The Truth About What Happened at Jonestown
"His message was incredibly violent as time went on. And it was erratic," Stephan recalled. "If we weren't having an open meeting where he was trying to bring in new members, we were having closed meetings where he was trying to control the members."
Jim Jr., who later remarried and has three sons, explained how his journey differed from Stephan's, largely because as a kid he was just so grateful to have been adopted into their family. "I was a true believer," he said. "When I say true believer, I believed in all the things that Peoples Temple could have been."

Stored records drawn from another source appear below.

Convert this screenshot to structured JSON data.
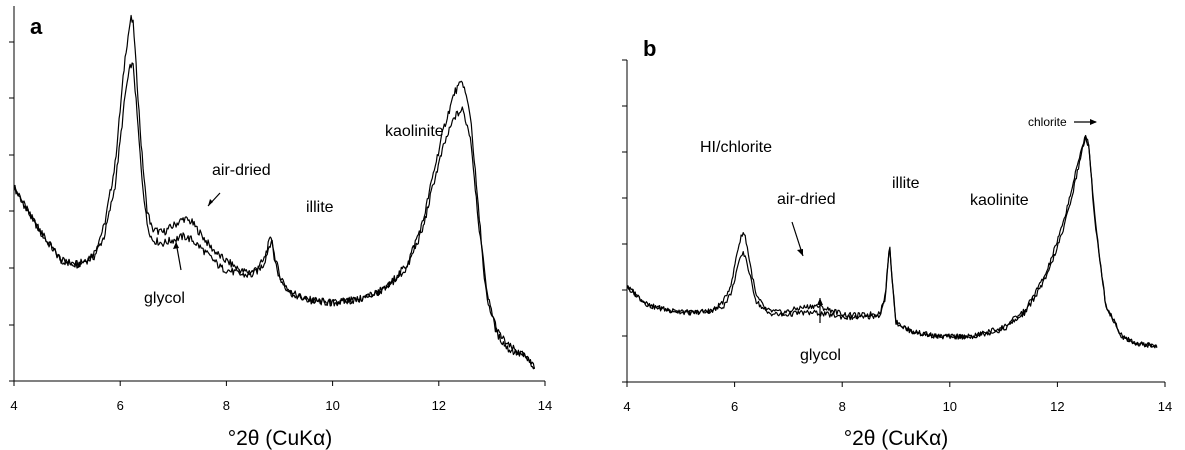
{
  "chart_data": [
    {
      "type": "line",
      "panel": "a",
      "xlabel": "°2θ (CuKα)",
      "ylabel": "",
      "xlim": [
        4,
        14
      ],
      "xticks": [
        4,
        6,
        8,
        10,
        12,
        14
      ],
      "grid": false,
      "legend": "none",
      "series": [
        {
          "key": "air-dried",
          "x": [
            4.0,
            4.3,
            4.6,
            4.9,
            5.2,
            5.5,
            5.7,
            5.9,
            6.0,
            6.1,
            6.2,
            6.25,
            6.3,
            6.4,
            6.5,
            6.6,
            6.8,
            7.0,
            7.2,
            7.35,
            7.5,
            7.7,
            7.9,
            8.1,
            8.3,
            8.5,
            8.7,
            8.8,
            8.85,
            8.9,
            9.0,
            9.2,
            9.5,
            10.0,
            10.5,
            11.0,
            11.4,
            11.7,
            11.9,
            12.1,
            12.3,
            12.45,
            12.6,
            12.75,
            12.9,
            13.1,
            13.3,
            13.6,
            13.8
          ],
          "y": [
            52,
            44,
            37,
            31,
            30,
            33,
            41,
            58,
            74,
            90,
            100,
            98,
            86,
            63,
            46,
            40,
            39,
            41,
            43,
            42,
            39,
            35,
            32,
            30,
            28,
            28,
            31,
            36,
            38,
            33,
            27,
            22,
            20,
            19,
            20,
            23,
            30,
            42,
            56,
            69,
            79,
            82,
            72,
            45,
            22,
            11,
            7,
            4,
            1
          ]
        },
        {
          "key": "glycol",
          "x": [
            4.0,
            4.3,
            4.6,
            4.9,
            5.2,
            5.5,
            5.7,
            5.9,
            6.0,
            6.1,
            6.2,
            6.25,
            6.3,
            6.4,
            6.5,
            6.6,
            6.8,
            7.0,
            7.2,
            7.35,
            7.5,
            7.7,
            7.9,
            8.1,
            8.3,
            8.5,
            8.7,
            8.8,
            8.85,
            8.9,
            9.0,
            9.2,
            9.5,
            10.0,
            10.5,
            11.0,
            11.4,
            11.7,
            11.9,
            12.1,
            12.3,
            12.45,
            12.6,
            12.75,
            12.9,
            13.1,
            13.3,
            13.6,
            13.8
          ],
          "y": [
            52,
            44,
            37,
            31,
            30,
            32,
            38,
            52,
            65,
            79,
            87,
            86,
            76,
            56,
            42,
            37,
            36,
            37,
            38,
            37,
            35,
            32,
            29,
            28,
            27,
            27,
            30,
            35,
            37,
            32,
            26,
            22,
            20,
            19,
            20,
            23,
            29,
            40,
            53,
            64,
            72,
            74,
            66,
            42,
            21,
            10,
            6,
            4,
            1
          ]
        }
      ],
      "annotations": [
        {
          "text": "air-dried",
          "x": 7.35,
          "y": 43
        },
        {
          "text": "glycol",
          "x": 7.1,
          "y": 37
        },
        {
          "text": "illite",
          "x": 8.88,
          "y": 38
        },
        {
          "text": "kaolinite",
          "x": 12.42,
          "y": 82
        }
      ]
    },
    {
      "type": "line",
      "panel": "b",
      "xlabel": "°2θ (CuKα)",
      "ylabel": "",
      "xlim": [
        4,
        14
      ],
      "xticks": [
        4,
        6,
        8,
        10,
        12,
        14
      ],
      "grid": false,
      "legend": "none",
      "series": [
        {
          "key": "air-dried",
          "x": [
            4.0,
            4.4,
            4.8,
            5.2,
            5.6,
            5.8,
            5.95,
            6.05,
            6.15,
            6.2,
            6.3,
            6.4,
            6.6,
            6.9,
            7.2,
            7.5,
            7.8,
            8.1,
            8.4,
            8.7,
            8.8,
            8.85,
            8.88,
            8.92,
            9.0,
            9.3,
            9.8,
            10.4,
            11.0,
            11.4,
            11.8,
            12.1,
            12.3,
            12.45,
            12.52,
            12.58,
            12.7,
            12.9,
            13.2,
            13.5,
            13.85
          ],
          "y": [
            30,
            22,
            20,
            19,
            20,
            24,
            32,
            45,
            53,
            51,
            38,
            26,
            20,
            19,
            21,
            22,
            20,
            18,
            18,
            19,
            26,
            40,
            48,
            36,
            15,
            11,
            9,
            9,
            13,
            20,
            36,
            56,
            74,
            88,
            94,
            90,
            58,
            22,
            9,
            6,
            5
          ]
        },
        {
          "key": "glycol",
          "x": [
            4.0,
            4.4,
            4.8,
            5.2,
            5.6,
            5.8,
            5.95,
            6.05,
            6.15,
            6.2,
            6.3,
            6.4,
            6.6,
            6.9,
            7.2,
            7.5,
            7.8,
            8.1,
            8.4,
            8.7,
            8.8,
            8.85,
            8.88,
            8.92,
            9.0,
            9.3,
            9.8,
            10.4,
            11.0,
            11.4,
            11.8,
            12.1,
            12.3,
            12.45,
            12.52,
            12.58,
            12.7,
            12.9,
            13.2,
            13.5,
            13.85
          ],
          "y": [
            30,
            22,
            20,
            19,
            20,
            22,
            28,
            38,
            44,
            43,
            33,
            24,
            19,
            18,
            19,
            19,
            18,
            17,
            17,
            18,
            25,
            39,
            47,
            35,
            15,
            11,
            9,
            9,
            12,
            19,
            34,
            53,
            71,
            86,
            93,
            89,
            57,
            22,
            9,
            6,
            5
          ]
        }
      ],
      "annotations": [
        {
          "text": "HI/chlorite",
          "x": 6.2,
          "y": 53
        },
        {
          "text": "air-dried",
          "x": 7.3,
          "y": 22
        },
        {
          "text": "glycol",
          "x": 7.5,
          "y": 17
        },
        {
          "text": "illite",
          "x": 8.88,
          "y": 48
        },
        {
          "text": "kaolinite",
          "x": 11.6,
          "y": 45
        },
        {
          "text": "chlorite",
          "x": 12.52,
          "y": 94
        }
      ]
    }
  ]
}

He recalled being reluctant to teach his eldest boy basketball, because the game reminded him only of the night when so many people died but he survived. His son ended becoming a star player in high school, though, and Jim Jr. started coaching. "It was for so long I was known as Jim Jones' son," he said. "And it wasn't until Rob started playing that I started being known as Rob's dad."
Stephan lamented, "There were many times that we probably could have steered things in a different direction. We could have put a stop to what happened long before that final night, and we didn't get it done. For me it was because I was too focused on myself and not enough on my community and what was best for them. In much more simpler terms, it's just that I wasn't there when they died. I don't know what I would have done or could have done."
As part of his own healing process, he made it his mission to identify every Peoples Temple member who showed up in photographs taken at Jonestown. "If there was even one person whose name I could not recall, I set that photo aside and I continued on and I'd do whatever I had to, to remember that one person," he explained. "May seem like a small thing, you know given the devastation of Jonestown, but that's where I found my healing."